Hyperuricemia contributes to
chronic kidney disease development. However, it has been historically viewed with limited research interest. In this study, we mimicked the development of hyperuricemic nephropathy by using a
potassium oxonate-induced
hyperuricemia rat model. We found that administering
vitamin C at 10 mg/kg/day effectively ameliorated hyperuricemic nephropathy. Compared to the control group, rats with
hyperuricemia had significantly increased serum
uric acid level,
xanthine oxidase activity, and urine microalbumin level, by 5-fold, 1.5-fold, and 4-fold, respectively. At the same time,
vitamin C supplementation reverted these values by 20% for serum
uric acid level and
xanthine oxidase activity and 50% for microalbumin level.

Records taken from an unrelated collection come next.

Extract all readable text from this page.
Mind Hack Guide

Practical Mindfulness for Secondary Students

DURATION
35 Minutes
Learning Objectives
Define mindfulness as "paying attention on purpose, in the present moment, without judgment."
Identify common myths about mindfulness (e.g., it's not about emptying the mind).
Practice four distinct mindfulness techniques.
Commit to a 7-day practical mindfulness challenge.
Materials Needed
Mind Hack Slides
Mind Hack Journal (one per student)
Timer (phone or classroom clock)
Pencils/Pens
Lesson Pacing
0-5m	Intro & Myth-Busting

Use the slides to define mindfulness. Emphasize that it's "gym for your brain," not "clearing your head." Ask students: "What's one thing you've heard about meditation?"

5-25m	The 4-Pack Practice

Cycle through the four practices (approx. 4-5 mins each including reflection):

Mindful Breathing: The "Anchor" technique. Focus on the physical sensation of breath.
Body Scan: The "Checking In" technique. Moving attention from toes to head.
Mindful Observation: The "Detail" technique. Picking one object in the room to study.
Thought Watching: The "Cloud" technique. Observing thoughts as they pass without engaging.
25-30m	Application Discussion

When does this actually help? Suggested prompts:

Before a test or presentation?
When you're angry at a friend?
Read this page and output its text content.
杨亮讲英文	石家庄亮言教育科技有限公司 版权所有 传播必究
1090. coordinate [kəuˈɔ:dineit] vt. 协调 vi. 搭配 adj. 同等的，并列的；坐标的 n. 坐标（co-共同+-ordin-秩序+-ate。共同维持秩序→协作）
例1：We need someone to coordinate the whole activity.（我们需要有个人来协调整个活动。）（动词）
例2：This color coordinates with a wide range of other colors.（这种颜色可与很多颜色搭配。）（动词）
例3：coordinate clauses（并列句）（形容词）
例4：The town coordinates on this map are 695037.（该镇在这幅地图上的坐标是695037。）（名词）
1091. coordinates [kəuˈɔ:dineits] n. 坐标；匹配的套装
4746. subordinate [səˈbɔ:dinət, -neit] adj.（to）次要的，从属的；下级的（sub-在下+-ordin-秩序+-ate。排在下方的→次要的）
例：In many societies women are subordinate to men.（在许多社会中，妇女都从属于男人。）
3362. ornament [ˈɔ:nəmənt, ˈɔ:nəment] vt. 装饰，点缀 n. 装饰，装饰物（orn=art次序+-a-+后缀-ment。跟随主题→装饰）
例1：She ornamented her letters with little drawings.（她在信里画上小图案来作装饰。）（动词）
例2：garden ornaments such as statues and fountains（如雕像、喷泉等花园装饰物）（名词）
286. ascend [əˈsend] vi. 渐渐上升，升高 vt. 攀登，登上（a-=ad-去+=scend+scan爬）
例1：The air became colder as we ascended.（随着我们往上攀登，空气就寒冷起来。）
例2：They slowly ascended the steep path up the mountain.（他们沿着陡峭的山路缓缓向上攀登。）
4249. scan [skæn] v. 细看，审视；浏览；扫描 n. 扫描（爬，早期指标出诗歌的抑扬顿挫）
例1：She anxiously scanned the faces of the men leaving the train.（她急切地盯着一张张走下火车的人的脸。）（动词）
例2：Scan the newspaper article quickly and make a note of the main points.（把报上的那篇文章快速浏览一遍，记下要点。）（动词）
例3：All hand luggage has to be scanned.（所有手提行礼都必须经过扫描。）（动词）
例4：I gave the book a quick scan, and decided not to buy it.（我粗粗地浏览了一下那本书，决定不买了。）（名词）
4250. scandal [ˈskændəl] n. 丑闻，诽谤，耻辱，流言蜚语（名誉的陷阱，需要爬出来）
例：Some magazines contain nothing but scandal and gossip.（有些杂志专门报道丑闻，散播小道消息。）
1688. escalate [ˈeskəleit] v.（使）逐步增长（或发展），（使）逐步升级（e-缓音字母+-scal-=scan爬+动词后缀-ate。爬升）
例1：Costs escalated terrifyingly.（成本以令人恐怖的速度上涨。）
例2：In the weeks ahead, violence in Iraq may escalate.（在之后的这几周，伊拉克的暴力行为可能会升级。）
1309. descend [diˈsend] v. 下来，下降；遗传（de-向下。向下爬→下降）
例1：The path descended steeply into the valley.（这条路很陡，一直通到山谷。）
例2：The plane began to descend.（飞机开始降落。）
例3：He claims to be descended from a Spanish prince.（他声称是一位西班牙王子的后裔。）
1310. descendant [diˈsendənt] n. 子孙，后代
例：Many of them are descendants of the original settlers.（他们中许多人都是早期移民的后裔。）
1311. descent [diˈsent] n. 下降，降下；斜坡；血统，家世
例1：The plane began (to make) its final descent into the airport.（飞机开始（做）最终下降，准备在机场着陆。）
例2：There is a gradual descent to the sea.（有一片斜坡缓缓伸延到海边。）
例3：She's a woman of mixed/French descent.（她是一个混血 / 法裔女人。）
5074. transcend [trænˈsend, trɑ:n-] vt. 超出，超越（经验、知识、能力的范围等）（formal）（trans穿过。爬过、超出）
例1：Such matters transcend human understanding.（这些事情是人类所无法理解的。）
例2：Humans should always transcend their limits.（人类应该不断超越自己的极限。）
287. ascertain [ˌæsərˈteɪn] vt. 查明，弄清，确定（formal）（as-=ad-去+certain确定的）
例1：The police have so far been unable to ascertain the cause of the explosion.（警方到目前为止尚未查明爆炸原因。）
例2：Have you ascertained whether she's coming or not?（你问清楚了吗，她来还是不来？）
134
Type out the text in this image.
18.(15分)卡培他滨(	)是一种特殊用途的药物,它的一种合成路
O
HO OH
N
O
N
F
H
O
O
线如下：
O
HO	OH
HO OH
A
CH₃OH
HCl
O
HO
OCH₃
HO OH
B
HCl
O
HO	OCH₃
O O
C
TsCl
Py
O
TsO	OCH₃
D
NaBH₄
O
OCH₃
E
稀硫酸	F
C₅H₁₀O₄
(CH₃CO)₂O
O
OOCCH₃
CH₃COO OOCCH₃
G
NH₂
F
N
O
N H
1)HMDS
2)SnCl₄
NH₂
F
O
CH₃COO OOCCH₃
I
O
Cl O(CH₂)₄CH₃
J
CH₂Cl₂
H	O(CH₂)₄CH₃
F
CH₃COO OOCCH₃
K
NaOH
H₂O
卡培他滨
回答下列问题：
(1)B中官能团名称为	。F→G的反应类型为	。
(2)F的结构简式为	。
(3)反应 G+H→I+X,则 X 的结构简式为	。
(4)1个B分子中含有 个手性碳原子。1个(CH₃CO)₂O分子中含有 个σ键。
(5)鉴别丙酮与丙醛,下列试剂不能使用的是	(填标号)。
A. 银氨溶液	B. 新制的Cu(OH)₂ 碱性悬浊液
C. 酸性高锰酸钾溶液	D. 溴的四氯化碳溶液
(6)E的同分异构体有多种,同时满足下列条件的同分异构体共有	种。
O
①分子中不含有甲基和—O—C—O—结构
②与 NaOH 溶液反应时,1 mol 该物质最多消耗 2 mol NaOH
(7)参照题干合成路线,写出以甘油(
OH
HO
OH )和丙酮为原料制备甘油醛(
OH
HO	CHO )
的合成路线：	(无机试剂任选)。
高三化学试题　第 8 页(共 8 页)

Vitamin C also alleviated renal pathology and decreased the expression of pro-inflammatory and pro-fibrotic markers. A further mechanistic study suggested that
vitamin C might attenuate hyperuricemic nephropathy in renal tubular epithelial cells induced by
monosodium urate (MSU) crystal, at least in part, by directly inhibiting IL-6/JAK2/STAT3 signaling pathway. Meanwhile, in macrophages,
vitamin C inhibited the expression of TGF-β, and reduced ROS level induced by MSU by about 35%. In short, our results suggest that
vitamin C supplementation delay the progression of hyperuricemic nephropathy.